The bill has a uniform effective date of July 1, 2013, so as to allow states to adopt the amendments uniformly and have them become operative simultaneously, thereby avoiding unnecessary conflicts and confusion with respect to interstate transactions. The House adopted the bill on March 5; the Senate Judiciary Committee will hear the bill on Tuesday, March 20 Upon Adjournment.

Since this summary, the bill was referred unamended from the Senate Judiciary Committee to the Senate Committee of the Whole.

Summaries of other featured bills can be found here.

e-Legislative Report: Week Seven, February 27, 2012

The latest Legislative Video Update with Michael Valdez summarizes the Colorado Bar Association’s position on several bills, including Civil Unions, a bill concerning the Dissolution of Marraige, and Electronic Death Certificates.


CBA Legislative Policy Committee

The LPC did not meet on Friday, February 24. However, positions taken by the committee met on February 17 were omitted from last week’s newsletter due to this writer being out on sick-leave so this is an opportune time to catch you up on LPC positions taken. One position was taken on Wednesday, February 15.

SB 12-002 – Civil Unions
The LPC voted by conference call on Wednesday, February 15 to support SB 2 – Concerning Civil Unions. The Wednesday meeting was called because the bill suddenly appeared on the Judiciary Committee calendar late on Monday afternoon. The Civil Rights Committee had asked the LPC to take a formal “no position” on the bill; several sections countered with requests to the LPC to support the bill – with some needed technical corrections amendments. The sections supporting the bill were: Family, Juvenile, Elder, and Business (the Trust and Estate Section has since voted to support the bill). The LPC voted to support the bill but asked the sections to suggest and develop amendments to improve the bill. In a by-the-way note, this position is consistent with the position taken by the CBA Board of Governors in 2006 when the Board voted to support Referendum I – Domestic Partnerships. The bill passed the Judiciary and Finance Committees on February 15 and 16 respectively; the bill sits in the Appropriations Committee waiting to be calendared.

HB 12-1262 – Concerning Updates to UCC Article 9 “Secured Transactions”
At the request of the Business Law Section, the LPC voted to support HB 1262 – Updates to UCC Article 9. The bill contains needed updates to the 2001 statute that was adopted in Colorado. The ad hoc committee of the Business Law Section spent the last 24-months working through the amendments suggested by the National Conference of Commissioners on Uniform State Legislation (NCCUSL). The CBA testified in support of the bill on Thursday, February 23 and the bill passed out of the Judiciary Committee, unamended, on a 10-0 vote, with one excused. The next stop for the bill is the floor of the House on 2nd Reading.

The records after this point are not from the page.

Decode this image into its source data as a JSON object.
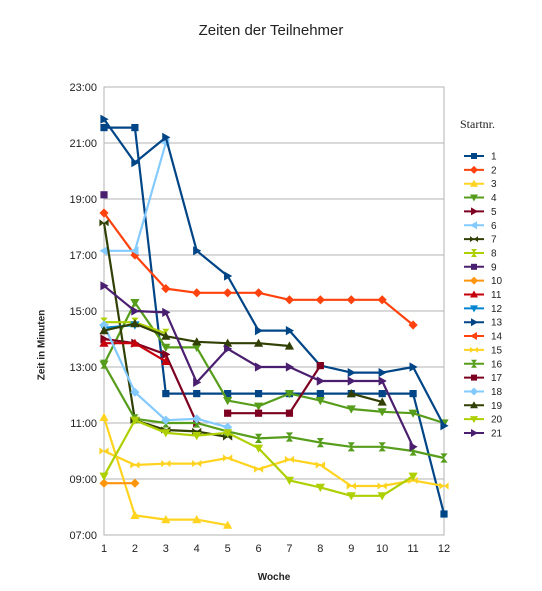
{
  "chart_data": {
    "type": "line",
    "title": "Zeiten der Teilnehmer",
    "xlabel": "Woche",
    "ylabel": "Zeit in Minuten",
    "legend_title": "Startnr.",
    "legend_position": "right",
    "x": [
      1,
      2,
      3,
      4,
      5,
      6,
      7,
      8,
      9,
      10,
      11,
      12
    ],
    "ylim": [
      7,
      23
    ],
    "yticks": [
      "07:00",
      "09:00",
      "11:00",
      "13:00",
      "15:00",
      "17:00",
      "19:00",
      "21:00",
      "23:00"
    ],
    "grid": "horizontal",
    "series": [
      {
        "name": "1",
        "color": "#004586",
        "marker": "square",
        "values": [
          21.55,
          21.55,
          12.05,
          12.05,
          12.05,
          12.05,
          12.05,
          12.05,
          12.05,
          12.05,
          12.05,
          7.75
        ]
      },
      {
        "name": "2",
        "color": "#ff420e",
        "marker": "diamond",
        "values": [
          18.5,
          17.0,
          15.8,
          15.65,
          15.65,
          15.65,
          15.4,
          15.4,
          15.4,
          15.4,
          14.5,
          null
        ]
      },
      {
        "name": "3",
        "color": "#ffd320",
        "marker": "triangle-up",
        "values": [
          11.2,
          7.7,
          7.55,
          7.55,
          7.35,
          null,
          null,
          null,
          null,
          null,
          null,
          null
        ]
      },
      {
        "name": "4",
        "color": "#579d1c",
        "marker": "triangle-down",
        "values": [
          13.1,
          15.3,
          13.7,
          13.7,
          11.8,
          11.6,
          12.05,
          11.8,
          11.5,
          11.4,
          11.35,
          11.0
        ]
      },
      {
        "name": "5",
        "color": "#7e0021",
        "marker": "triangle-right",
        "values": [
          14.0,
          13.85,
          13.45,
          11.0,
          null,
          null,
          null,
          null,
          null,
          null,
          null,
          null
        ]
      },
      {
        "name": "6",
        "color": "#83caff",
        "marker": "triangle-left",
        "values": [
          17.15,
          17.15,
          21.0,
          null,
          null,
          null,
          null,
          null,
          null,
          null,
          null,
          null
        ]
      },
      {
        "name": "7",
        "color": "#314004",
        "marker": "bowtie",
        "values": [
          18.15,
          11.1,
          10.75,
          10.7,
          10.5,
          null,
          null,
          null,
          null,
          null,
          null,
          null
        ]
      },
      {
        "name": "8",
        "color": "#aecf00",
        "marker": "hourglass",
        "values": [
          14.6,
          14.6,
          14.2,
          null,
          null,
          null,
          null,
          null,
          null,
          null,
          null,
          null
        ]
      },
      {
        "name": "9",
        "color": "#4b1f6f",
        "marker": "square",
        "values": [
          19.15,
          null,
          null,
          null,
          null,
          null,
          null,
          null,
          null,
          null,
          null,
          null
        ]
      },
      {
        "name": "10",
        "color": "#ff950e",
        "marker": "diamond",
        "values": [
          8.85,
          8.85,
          null,
          null,
          null,
          null,
          null,
          null,
          null,
          null,
          null,
          null
        ]
      },
      {
        "name": "11",
        "color": "#c5000b",
        "marker": "triangle-up",
        "values": [
          13.85,
          13.85,
          13.2,
          null,
          null,
          null,
          null,
          null,
          null,
          null,
          null,
          null
        ]
      },
      {
        "name": "12",
        "color": "#0084d1",
        "marker": "triangle-down",
        "values": [
          14.4,
          14.5,
          null,
          null,
          null,
          null,
          null,
          null,
          null,
          null,
          null,
          null
        ]
      },
      {
        "name": "13",
        "color": "#004586",
        "marker": "triangle-right",
        "values": [
          21.85,
          20.3,
          21.2,
          17.15,
          16.25,
          14.3,
          14.3,
          13.05,
          12.8,
          12.8,
          13.0,
          10.9
        ]
      },
      {
        "name": "14",
        "color": "#ff420e",
        "marker": "triangle-left",
        "values": [
          null,
          null,
          null,
          null,
          null,
          null,
          null,
          null,
          null,
          null,
          null,
          null
        ]
      },
      {
        "name": "15",
        "color": "#ffd320",
        "marker": "bowtie",
        "values": [
          10.0,
          9.5,
          9.55,
          9.55,
          9.75,
          9.35,
          9.7,
          9.5,
          8.75,
          8.75,
          8.95,
          8.75
        ]
      },
      {
        "name": "16",
        "color": "#579d1c",
        "marker": "hourglass",
        "values": [
          13.1,
          11.15,
          11.0,
          11.0,
          10.7,
          10.45,
          10.5,
          10.3,
          10.15,
          10.15,
          10.0,
          9.75
        ]
      },
      {
        "name": "17",
        "color": "#7e0021",
        "marker": "square",
        "values": [
          null,
          null,
          null,
          null,
          11.35,
          11.35,
          11.35,
          13.05,
          null,
          null,
          null,
          null
        ]
      },
      {
        "name": "18",
        "color": "#83caff",
        "marker": "diamond",
        "values": [
          14.5,
          12.1,
          11.1,
          11.15,
          10.85,
          null,
          null,
          null,
          null,
          null,
          null,
          null
        ]
      },
      {
        "name": "19",
        "color": "#314004",
        "marker": "triangle-up",
        "values": [
          14.3,
          14.55,
          14.1,
          13.9,
          13.85,
          13.85,
          13.75,
          null,
          12.05,
          11.75,
          null,
          null
        ]
      },
      {
        "name": "20",
        "color": "#aecf00",
        "marker": "triangle-down",
        "values": [
          9.1,
          11.1,
          10.65,
          10.55,
          10.65,
          10.1,
          8.95,
          8.7,
          8.4,
          8.4,
          9.1,
          null
        ]
      },
      {
        "name": "21",
        "color": "#4b1f6f",
        "marker": "triangle-right",
        "values": [
          15.9,
          15.0,
          14.95,
          12.45,
          13.65,
          13.0,
          13.0,
          12.5,
          12.5,
          12.5,
          10.15,
          null
        ]
      }
    ]
  }
}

HB 12-1256 – Formula for Maintenance in a Dissolution of Marriage Action
The Family Law Section was granted permission to oppose the legislation at the Capitol but the LPC also allowed the section to approach the sponsor to request the bill be pulled from consideration in this session and that a Task Force work over the summer to try to find a bill that all can agree upon. The sponsor, Rep. Beth McCann, agreed to table for 2012 and to the establishment of a Task Force on the issue that will be spearheaded by the CBA Family Law Section.

HB 12-1041 – Electronic Death Certificates
The Trust and Estate Section asked for permission to support HB 1041 – Concerning Electronic Death Certificates. The bill creates an electronic death registration system to allow persons who report death information to the Office of the State Registrar of Vital Statistics to do so electronically. The bill contemplates an alternative to the current paper based system that relies on the hand delivery of death certificates to required locations. We do not see a direct positive to practitioners but it should help their clients who sometimes have to wait for the paper filings to make their way through the hand delivery process. The bill is headed to the House floor after surviving the Appropriations Committee on Friday, February 24.